Personality Traits of BloggersSeptember 20, 2008
The Big Five are major personality traits that have been discovered through extensive research: Openness, Conscientiousness, Extraversion, Agreeableness, and Neuroticism. Recently study examined the relationship between the Big Five and blogging.
The Big Five factors and their constituent traits can be summarized as follows:
- Openness - appreciation for art, emotion, adventure, unusual ideas, imagination, curiosity, and variety of experience.
- Conscientiousness - a tendency to show self-discipline, act dutifully, and aim for achievement; planned rather than spontaneous behavior.
- Extraversion - energy, positive emotions, surgency, and the tendency to seek stimulation and the company of others.
- Agreeableness - a tendency to be compassionate and cooperative rather than suspicious and antagonistic towards others.
- Neuroticism - a tendency to experience unpleasant emotions easily, such as anger, anxiety, depression, or vulnerability; sometimes called emotional instability.
The results of two studies indicate that people who are high in openness to new experience and high in neuroticism are likely to be bloggers. Additionally, the neuroticism relationship was moderated by gender indicating that women who are high in neuroticism are more likely to be bloggers as compared to those low in neuroticism whereas there was no difference for men. These results indicate that personality factors impact the likelihood of being a blogger and have implications for understanding who blogs.

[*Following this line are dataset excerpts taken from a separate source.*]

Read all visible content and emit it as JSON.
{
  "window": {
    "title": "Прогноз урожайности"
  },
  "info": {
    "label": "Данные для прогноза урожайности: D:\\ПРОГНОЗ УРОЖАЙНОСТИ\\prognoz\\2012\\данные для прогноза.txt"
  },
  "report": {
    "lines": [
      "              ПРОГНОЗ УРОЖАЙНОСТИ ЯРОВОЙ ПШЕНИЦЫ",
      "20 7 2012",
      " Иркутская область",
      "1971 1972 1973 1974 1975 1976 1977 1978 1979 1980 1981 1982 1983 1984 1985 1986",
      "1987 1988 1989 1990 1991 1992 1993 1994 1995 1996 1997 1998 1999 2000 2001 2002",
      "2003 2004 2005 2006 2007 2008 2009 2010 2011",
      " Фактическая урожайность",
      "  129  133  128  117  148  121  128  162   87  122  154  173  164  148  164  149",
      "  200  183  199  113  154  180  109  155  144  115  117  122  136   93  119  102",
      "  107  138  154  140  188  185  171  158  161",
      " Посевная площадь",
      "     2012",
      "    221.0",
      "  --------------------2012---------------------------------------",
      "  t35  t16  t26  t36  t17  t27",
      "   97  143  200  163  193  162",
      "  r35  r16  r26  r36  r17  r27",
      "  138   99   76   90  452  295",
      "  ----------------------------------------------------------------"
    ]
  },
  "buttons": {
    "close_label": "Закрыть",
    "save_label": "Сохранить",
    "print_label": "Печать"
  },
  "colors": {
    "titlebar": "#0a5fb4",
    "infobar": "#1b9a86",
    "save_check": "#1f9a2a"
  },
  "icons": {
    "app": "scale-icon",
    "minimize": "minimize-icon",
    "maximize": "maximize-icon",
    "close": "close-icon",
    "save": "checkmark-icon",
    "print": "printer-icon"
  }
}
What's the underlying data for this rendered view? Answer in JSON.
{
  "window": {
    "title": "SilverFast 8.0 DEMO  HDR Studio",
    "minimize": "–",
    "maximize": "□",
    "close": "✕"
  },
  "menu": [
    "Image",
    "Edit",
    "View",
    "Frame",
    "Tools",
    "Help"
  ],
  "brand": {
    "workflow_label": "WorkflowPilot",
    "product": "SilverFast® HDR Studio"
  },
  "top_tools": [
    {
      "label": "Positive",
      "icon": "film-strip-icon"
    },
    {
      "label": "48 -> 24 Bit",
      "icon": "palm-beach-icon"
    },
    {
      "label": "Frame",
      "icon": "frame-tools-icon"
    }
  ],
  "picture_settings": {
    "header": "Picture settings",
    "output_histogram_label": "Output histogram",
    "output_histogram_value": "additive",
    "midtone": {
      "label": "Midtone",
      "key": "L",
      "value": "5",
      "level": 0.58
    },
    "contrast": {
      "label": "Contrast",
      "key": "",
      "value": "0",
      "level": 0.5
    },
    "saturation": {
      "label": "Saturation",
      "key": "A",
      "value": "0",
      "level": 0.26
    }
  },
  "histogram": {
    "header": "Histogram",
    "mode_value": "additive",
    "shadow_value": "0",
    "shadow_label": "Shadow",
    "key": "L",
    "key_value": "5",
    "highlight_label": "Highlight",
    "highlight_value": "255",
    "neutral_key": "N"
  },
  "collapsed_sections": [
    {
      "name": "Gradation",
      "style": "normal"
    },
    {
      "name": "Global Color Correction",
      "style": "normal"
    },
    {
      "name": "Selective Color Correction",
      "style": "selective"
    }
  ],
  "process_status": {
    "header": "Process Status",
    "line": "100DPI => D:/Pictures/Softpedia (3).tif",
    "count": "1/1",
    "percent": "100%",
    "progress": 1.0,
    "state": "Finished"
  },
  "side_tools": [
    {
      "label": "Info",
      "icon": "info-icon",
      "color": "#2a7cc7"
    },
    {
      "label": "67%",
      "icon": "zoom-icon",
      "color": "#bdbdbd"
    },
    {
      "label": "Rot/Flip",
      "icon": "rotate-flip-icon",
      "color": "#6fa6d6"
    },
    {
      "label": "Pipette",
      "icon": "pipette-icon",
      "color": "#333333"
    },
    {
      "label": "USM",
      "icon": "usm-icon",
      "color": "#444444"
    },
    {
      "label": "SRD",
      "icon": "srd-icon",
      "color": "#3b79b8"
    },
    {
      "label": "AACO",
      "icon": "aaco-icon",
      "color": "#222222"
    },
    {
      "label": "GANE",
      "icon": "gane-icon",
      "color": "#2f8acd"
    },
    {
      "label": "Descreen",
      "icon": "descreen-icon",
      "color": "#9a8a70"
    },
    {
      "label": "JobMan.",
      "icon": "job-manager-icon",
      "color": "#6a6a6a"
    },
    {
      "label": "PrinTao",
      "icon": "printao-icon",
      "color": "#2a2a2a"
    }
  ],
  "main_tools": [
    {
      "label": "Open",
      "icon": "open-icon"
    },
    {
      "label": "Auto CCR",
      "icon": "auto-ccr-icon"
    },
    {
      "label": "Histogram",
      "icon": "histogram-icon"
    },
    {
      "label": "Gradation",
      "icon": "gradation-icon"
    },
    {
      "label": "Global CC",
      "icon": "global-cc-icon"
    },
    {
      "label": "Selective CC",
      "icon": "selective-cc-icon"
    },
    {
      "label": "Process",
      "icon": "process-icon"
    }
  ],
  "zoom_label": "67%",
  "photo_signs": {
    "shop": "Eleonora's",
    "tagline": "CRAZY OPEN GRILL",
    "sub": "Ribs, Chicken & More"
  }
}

It makes sense that people who are curious and appreciate various ideas are likely to blog, but the finding about women is less obvious. Blog content analysis would be interesting to see as well, but that would take a long time. It is still too early to make any definitive conclusions until we see more studies assessing the association between personality and blogging.
Who blogs? Personality predictors of blogging. Rosanna E. Guadagno, Bradley M. Okdiea and Cassie A. Enoa. Computers in Human Behavior, Volume 24, Issue 5, September 2008, Pages 1993-2004.